As its subtitle indicates, Paradox provides a mix of fiction, some of it straight historical. You need a fair knowledge of history to appreciate these stories but if you are a history buff then this is for you. I found the lead story, "Anezka" by Bruce Durham a bit disappointing. Anezka is a woman who knows how to run a royal household. She is asked by her king to organize the home of his guest, Hannibal of Carthage. I know really very little about Hannibal and might have appreciated the story more if I did. As it was, I did not find it all that interesting. The next story is a very ambitious alternate history. In "O, Pioneer", Columbus arrives in the New World but finds something different from our history. In a way, he finds what he is looking for but this is not a good thing.

I enjoyed "Draw Thy Breath in Pain" by Carrie Vaughn more than the previous two.

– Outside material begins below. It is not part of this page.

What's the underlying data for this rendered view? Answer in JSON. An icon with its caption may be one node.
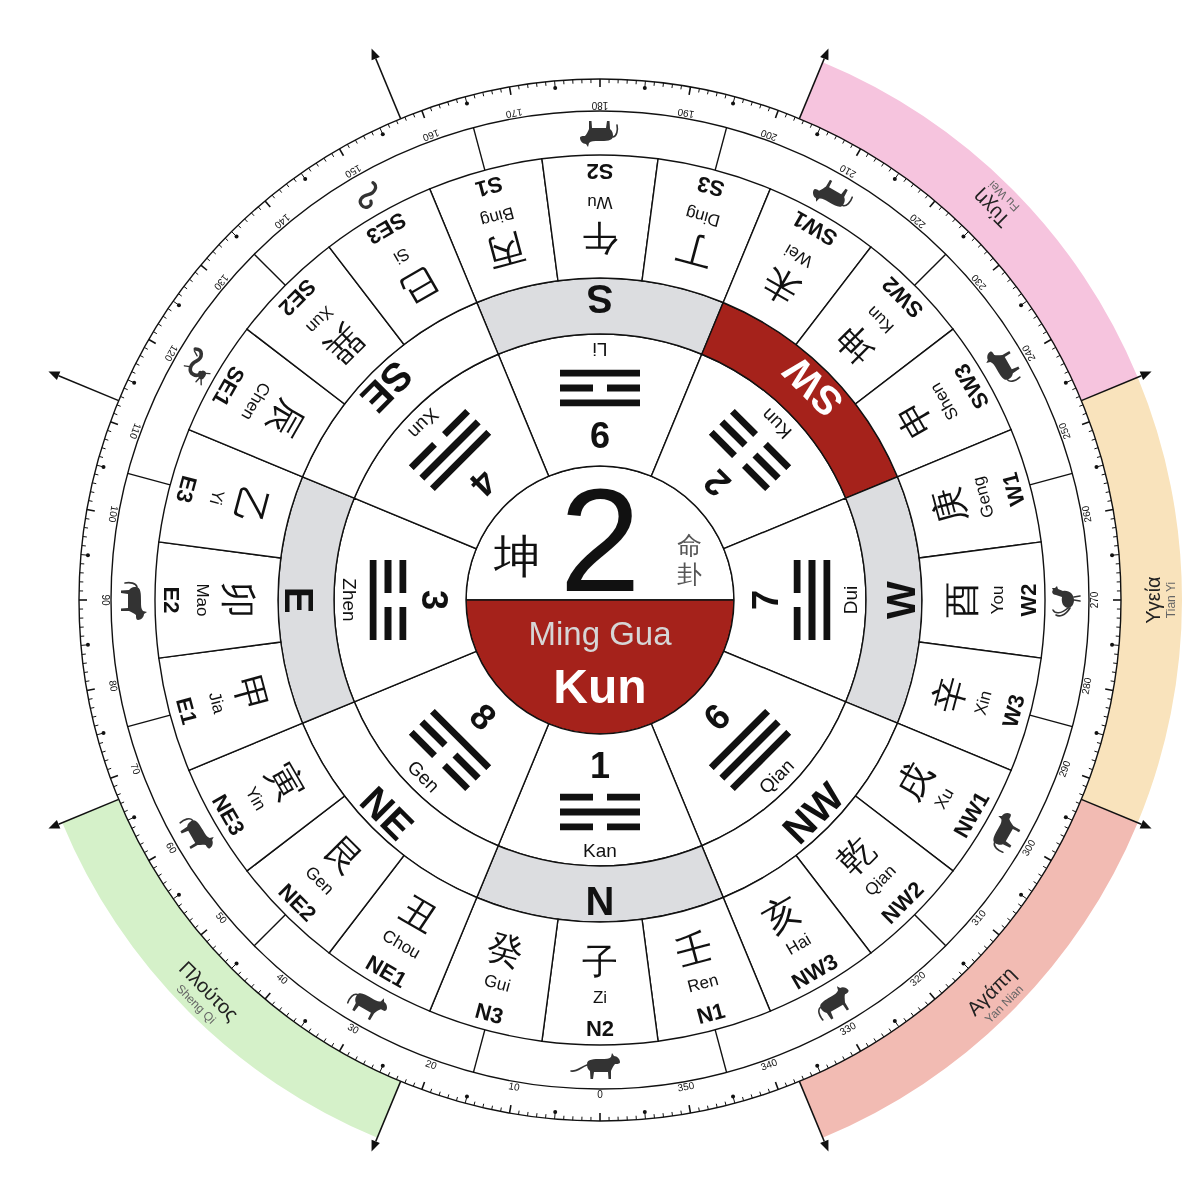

William Shakespeare is asked to write a play by a foreign man named Horatio, who was witness to certain events in another country. This makes for a different take on what might have been behind a classic play. "Cassandra's Cargo" is a horror tale, taking place in the early 19th century. A man finds out what the life of an African slave is like and this changes his perspective. "Forty Shades of Gray" is a straight historical tale by Tom Welch. During World War II, an Irish nationalist smuggles a German agent into Northern Ireland. The experience has a profound effect on him. This is an excellent example of a historical short story and was my favorite in the issue. Lastly, "Power Play" by Jack Whyte is mostly a conversation between a Roman and a Hebrew in occupied Palestine. It was little more than that.

Again, I recommend this magazine to the real historical buff.